In 2025, China achieved several historic breakthroughs in renewable energy development, with the main power supply gradually shifting to new energy sources. Newly installed renewable capacity reached 452 million kW, a 21% increase year-over-year, accounting for 83% of all new power capacity, with wind and solar surpassing thermal power in cumulative installed capacity for the first time. The construction of new power systems continues, and by the end of 2025, China’s energy storage projects had a total installed capacity of 54% higher than the previous year, with new storage capacity up 85%. A unified national electricity market top-level design has been introduced, marking a new phase of comprehensive, system-wide reform aimed at standardizing market rules and making the multi-dimensional value of electricity more explicit in the market.
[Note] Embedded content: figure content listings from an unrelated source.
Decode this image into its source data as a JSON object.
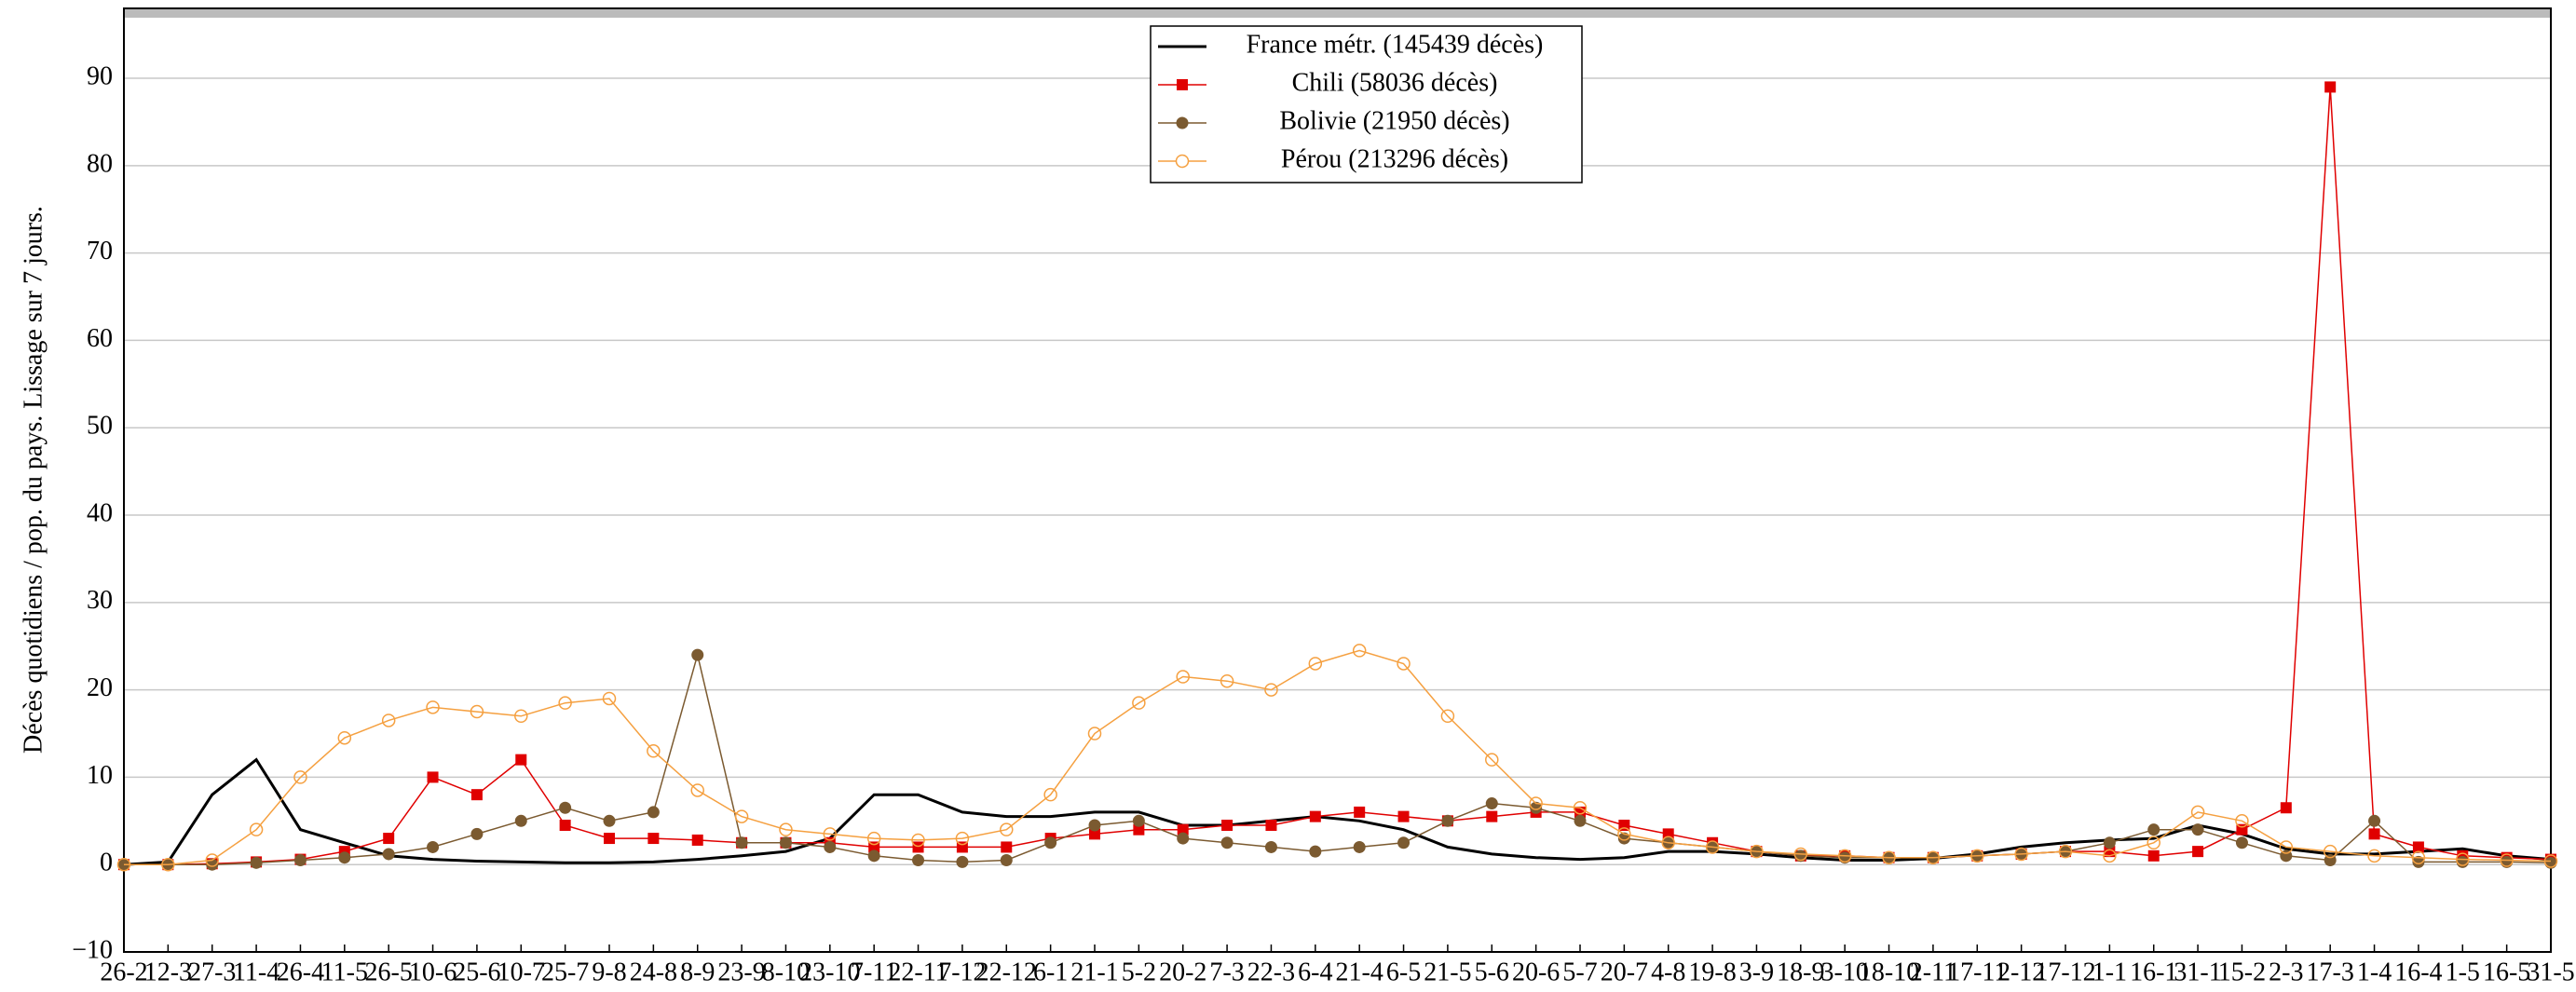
{
  "chart_data": {
    "type": "line",
    "ylabel": "Décès quotidiens / pop. du pays. Lissage sur 7 jours.",
    "categories": [
      "26-2",
      "12-3",
      "27-3",
      "11-4",
      "26-4",
      "11-5",
      "26-5",
      "10-6",
      "25-6",
      "10-7",
      "25-7",
      "9-8",
      "24-8",
      "8-9",
      "23-9",
      "8-10",
      "23-10",
      "7-11",
      "22-11",
      "7-12",
      "22-12",
      "6-1",
      "21-1",
      "5-2",
      "20-2",
      "7-3",
      "22-3",
      "6-4",
      "21-4",
      "6-5",
      "21-5",
      "5-6",
      "20-6",
      "5-7",
      "20-7",
      "4-8",
      "19-8",
      "3-9",
      "18-9",
      "3-10",
      "18-10",
      "2-11",
      "17-11",
      "2-12",
      "17-12",
      "1-1",
      "16-1",
      "31-1",
      "15-2",
      "2-3",
      "17-3",
      "1-4",
      "16-4",
      "1-5",
      "16-5",
      "31-5"
    ],
    "series": [
      {
        "name": "France métr. (145439 décès)",
        "color": "#000000",
        "marker": "none",
        "values": [
          0,
          0.3,
          8,
          12,
          4,
          2.5,
          1,
          0.6,
          0.4,
          0.3,
          0.2,
          0.2,
          0.3,
          0.6,
          1,
          1.5,
          3,
          8,
          8,
          6,
          5.5,
          5.5,
          6,
          6,
          4.5,
          4.5,
          5,
          5.5,
          5,
          4,
          2,
          1.2,
          0.8,
          0.6,
          0.8,
          1.5,
          1.5,
          1.2,
          0.8,
          0.5,
          0.5,
          0.7,
          1.2,
          2,
          2.5,
          2.8,
          3,
          4.5,
          3.5,
          1.8,
          1.2,
          1.2,
          1.5,
          1.8,
          1,
          0.6
        ]
      },
      {
        "name": "Chili (58036 décès)",
        "color": "#e00000",
        "marker": "square",
        "values": [
          0,
          0,
          0.1,
          0.3,
          0.6,
          1.5,
          3,
          10,
          8,
          12,
          4.5,
          3,
          3,
          2.8,
          2.5,
          2.5,
          2.5,
          2,
          2,
          2,
          2,
          3,
          3.5,
          4,
          4,
          4.5,
          4.5,
          5.5,
          6,
          5.5,
          5,
          5.5,
          6,
          6,
          4.5,
          3.5,
          2.5,
          1.5,
          1,
          1,
          0.8,
          0.8,
          1,
          1.2,
          1.5,
          1.5,
          1,
          1.5,
          4,
          6.5,
          89,
          3.5,
          2,
          1,
          0.8,
          0.6
        ]
      },
      {
        "name": "Bolivie (21950 décès)",
        "color": "#7b5a30",
        "marker": "circle",
        "values": [
          0,
          0,
          0,
          0.2,
          0.5,
          0.8,
          1.2,
          2,
          3.5,
          5,
          6.5,
          5,
          6,
          24,
          2.5,
          2.5,
          2,
          1,
          0.5,
          0.3,
          0.5,
          2.5,
          4.5,
          5,
          3,
          2.5,
          2,
          1.5,
          2,
          2.5,
          5,
          7,
          6.5,
          5,
          3,
          2.5,
          2,
          1.5,
          1,
          0.8,
          0.8,
          0.8,
          1,
          1.2,
          1.5,
          2.5,
          4,
          4,
          2.5,
          1,
          0.5,
          5,
          0.3,
          0.3,
          0.3,
          0.2
        ]
      },
      {
        "name": "Pérou (213296 décès)",
        "color": "#f5a040",
        "marker": "open-circle",
        "values": [
          0,
          0,
          0.5,
          4,
          10,
          14.5,
          16.5,
          18,
          17.5,
          17,
          18.5,
          19,
          13,
          8.5,
          5.5,
          4,
          3.5,
          3,
          2.8,
          3,
          4,
          8,
          15,
          18.5,
          21.5,
          21,
          20,
          23,
          24.5,
          23,
          17,
          12,
          7,
          6.5,
          3.5,
          2.5,
          2,
          1.5,
          1.2,
          1,
          0.8,
          0.8,
          1,
          1.2,
          1.5,
          1,
          2.5,
          6,
          5,
          2,
          1.5,
          1,
          0.8,
          0.6,
          0.5,
          0.4
        ]
      }
    ],
    "ylim": [
      -10,
      98
    ],
    "yticks": [
      {
        "value": -10,
        "label": "−10"
      },
      0,
      10,
      20,
      30,
      40,
      50,
      60,
      70,
      80,
      90
    ],
    "grid": true,
    "legend": "top-center"
  }
}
Fangzheng Securities: Industry High Growth Already Reflected in Performance

Looking ahead to 2026, the AI data center industry is expected to remain highly prosperous. Major internet companies domestically and abroad have announced capital expenditure plans with high growth expectations. Meanwhile, leading overseas power equipment manufacturers are showing strong performance, indicating that the industry’s high growth is already evident in financial results.
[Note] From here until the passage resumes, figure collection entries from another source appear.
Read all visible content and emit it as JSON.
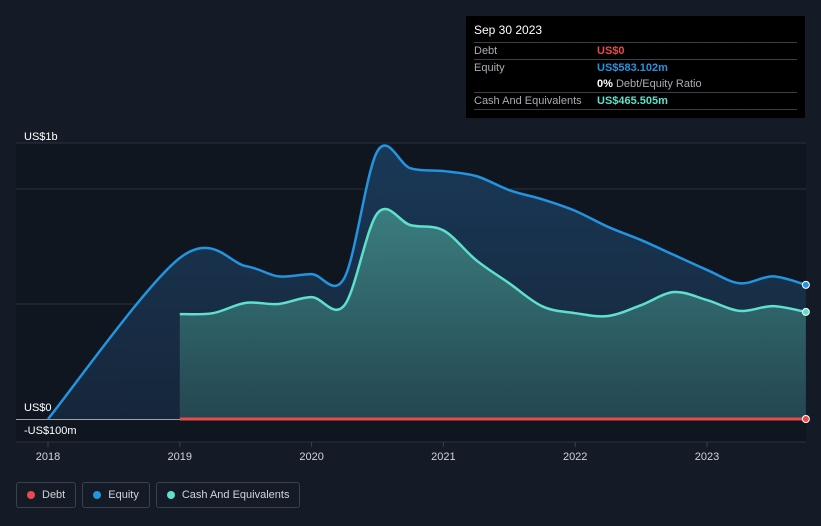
{
  "tooltip": {
    "date": "Sep 30 2023",
    "rows": [
      {
        "label": "Debt",
        "value": "US$0",
        "color": "#e94a4a"
      },
      {
        "label": "Equity",
        "value": "US$583.102m",
        "color": "#2394df"
      },
      {
        "label": "",
        "value": "0%",
        "suffix": "Debt/Equity Ratio",
        "color": "#ffffff"
      },
      {
        "label": "Cash And Equivalents",
        "value": "US$465.505m",
        "color": "#5ee0cc"
      }
    ]
  },
  "legend": [
    {
      "label": "Debt",
      "color": "#e94a4a"
    },
    {
      "label": "Equity",
      "color": "#2394df"
    },
    {
      "label": "Cash And Equivalents",
      "color": "#5ee0cc"
    }
  ],
  "chart_data": {
    "type": "area",
    "title": "",
    "xlabel": "",
    "ylabel": "",
    "x_ticks": [
      "2018",
      "2019",
      "2020",
      "2021",
      "2022",
      "2023"
    ],
    "y_ticks": [
      {
        "value": 1000,
        "label": "US$1b"
      },
      {
        "value": 0,
        "label": "US$0"
      },
      {
        "value": -100,
        "label": "-US$100m"
      }
    ],
    "ylim": [
      -100,
      1200
    ],
    "xlim": [
      2017.98,
      2023.8
    ],
    "units": "US$m",
    "series": [
      {
        "name": "Equity",
        "color": "#2394df",
        "x": [
          2018,
          2019,
          2019.5,
          2019.75,
          2020,
          2020.25,
          2020.5,
          2020.75,
          2021,
          2021.25,
          2021.5,
          2021.75,
          2022,
          2022.25,
          2022.5,
          2022.75,
          2023,
          2023.25,
          2023.5,
          2023.75
        ],
        "values": [
          0,
          700,
          665,
          620,
          630,
          615,
          1165,
          1090,
          1078,
          1056,
          995,
          955,
          905,
          835,
          778,
          713,
          648,
          590,
          620,
          583.1
        ]
      },
      {
        "name": "Cash And Equivalents",
        "color": "#5ee0cc",
        "x": [
          2019,
          2019.25,
          2019.5,
          2019.75,
          2020,
          2020.25,
          2020.5,
          2020.75,
          2021,
          2021.25,
          2021.5,
          2021.75,
          2022,
          2022.25,
          2022.5,
          2022.75,
          2023,
          2023.25,
          2023.5,
          2023.75
        ],
        "values": [
          456,
          460,
          505,
          500,
          530,
          495,
          895,
          843,
          820,
          690,
          590,
          490,
          460,
          448,
          495,
          552,
          517,
          470,
          491,
          465.5
        ]
      },
      {
        "name": "Debt",
        "color": "#e94a4a",
        "x": [
          2019,
          2023.75
        ],
        "values": [
          0,
          0
        ]
      }
    ]
  }
}
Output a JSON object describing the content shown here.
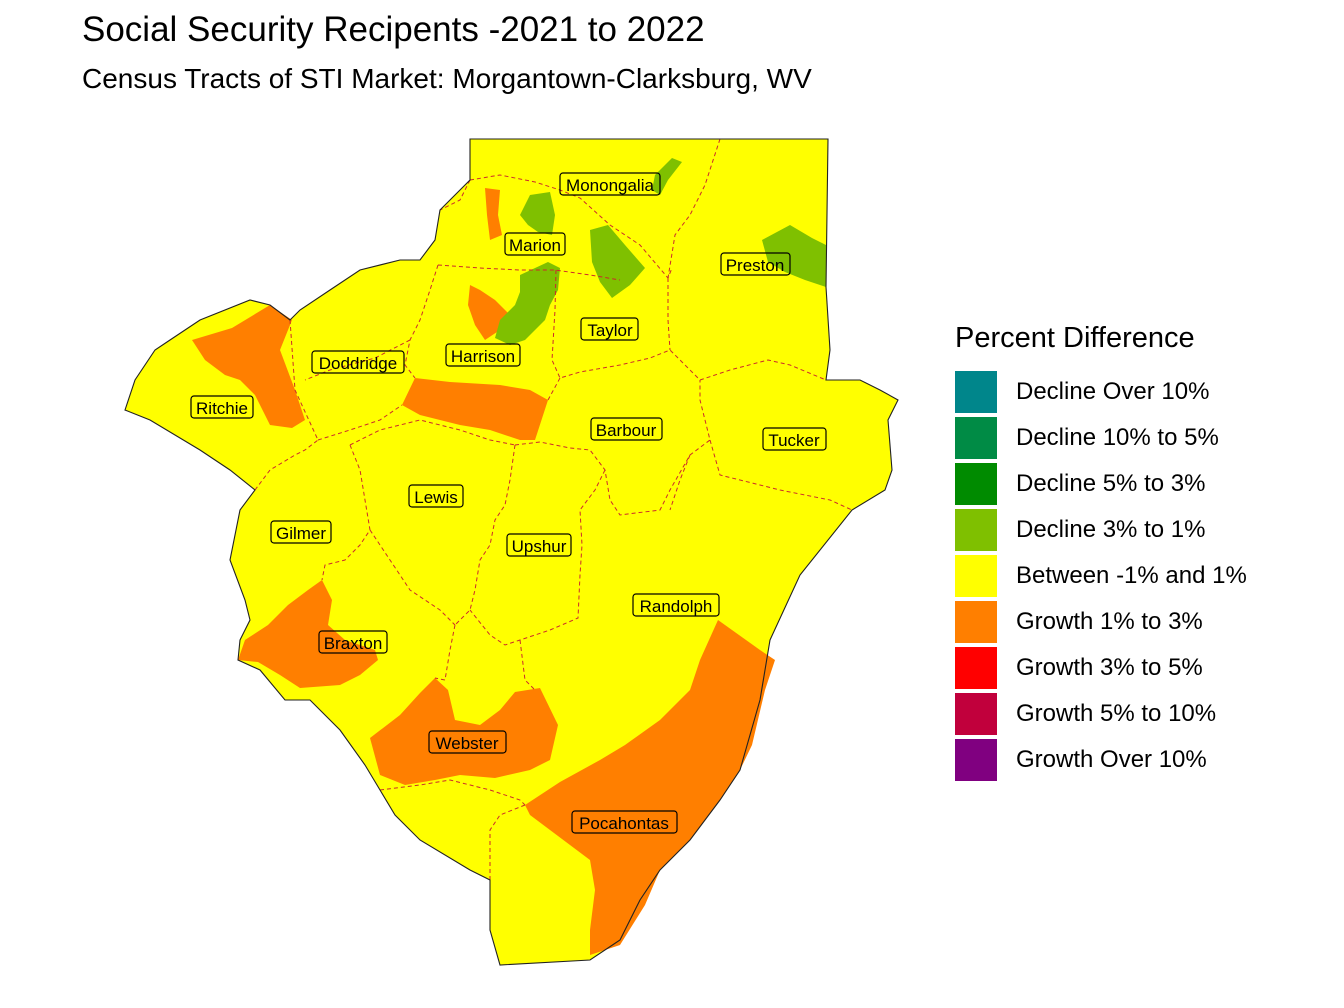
{
  "title": "Social Security Recipents -2021 to 2022",
  "subtitle": "Census Tracts of STI Market: Morgantown-Clarksburg, WV",
  "legend": {
    "title": "Percent Difference",
    "items": [
      {
        "label": "Decline Over 10%",
        "color": "#00868B"
      },
      {
        "label": "Decline 10% to 5%",
        "color": "#008B45"
      },
      {
        "label": "Decline 5% to 3%",
        "color": "#008B00"
      },
      {
        "label": "Decline 3% to 1%",
        "color": "#7FC000"
      },
      {
        "label": "Between -1% and 1%",
        "color": "#FFFF00"
      },
      {
        "label": "Growth 1% to 3%",
        "color": "#FF7F00"
      },
      {
        "label": "Growth 3% to 5%",
        "color": "#FF0000"
      },
      {
        "label": "Growth 5% to 10%",
        "color": "#C1003C"
      },
      {
        "label": "Growth Over 10%",
        "color": "#800080"
      }
    ]
  },
  "counties": [
    "Monongalia",
    "Marion",
    "Preston",
    "Taylor",
    "Harrison",
    "Doddridge",
    "Ritchie",
    "Barbour",
    "Tucker",
    "Lewis",
    "Gilmer",
    "Upshur",
    "Randolph",
    "Braxton",
    "Webster",
    "Pocahontas"
  ]
}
AVIC Securities: Future HVDC and SST Projects Likely to Gradually Scale Up

The global AI investment boom is rapidly boosting the power infrastructure demand for AIDC (AI Data Centers). According to IEA forecasts, from 2025 to 2030, global IT loads will see a cumulative increase of 106 GW. Due to differences in grid structures and expansion difficulties across regions, overseas AIDC projects tend to adopt BYOG (Bring Your Own Generation) models, mainly using gas turbines, SOFCs, etc., for faster deployment. Whether using grid power or self-generation, distribution systems are critical for ensuring efficient and stable power supply. Upgrades in computing chips and servers are driving trends toward reducing losses, minimizing transformer stages, and better handling power fluctuations. Currently, most AIDC distribution systems use UPS (Uninterruptible Power Supply) solutions, but future projects are expected to see increased adoption of HVDC and SST schemes.

(This article does not constitute investment advice. Investors operate at their own risk. The market is risky; please invest cautiously.)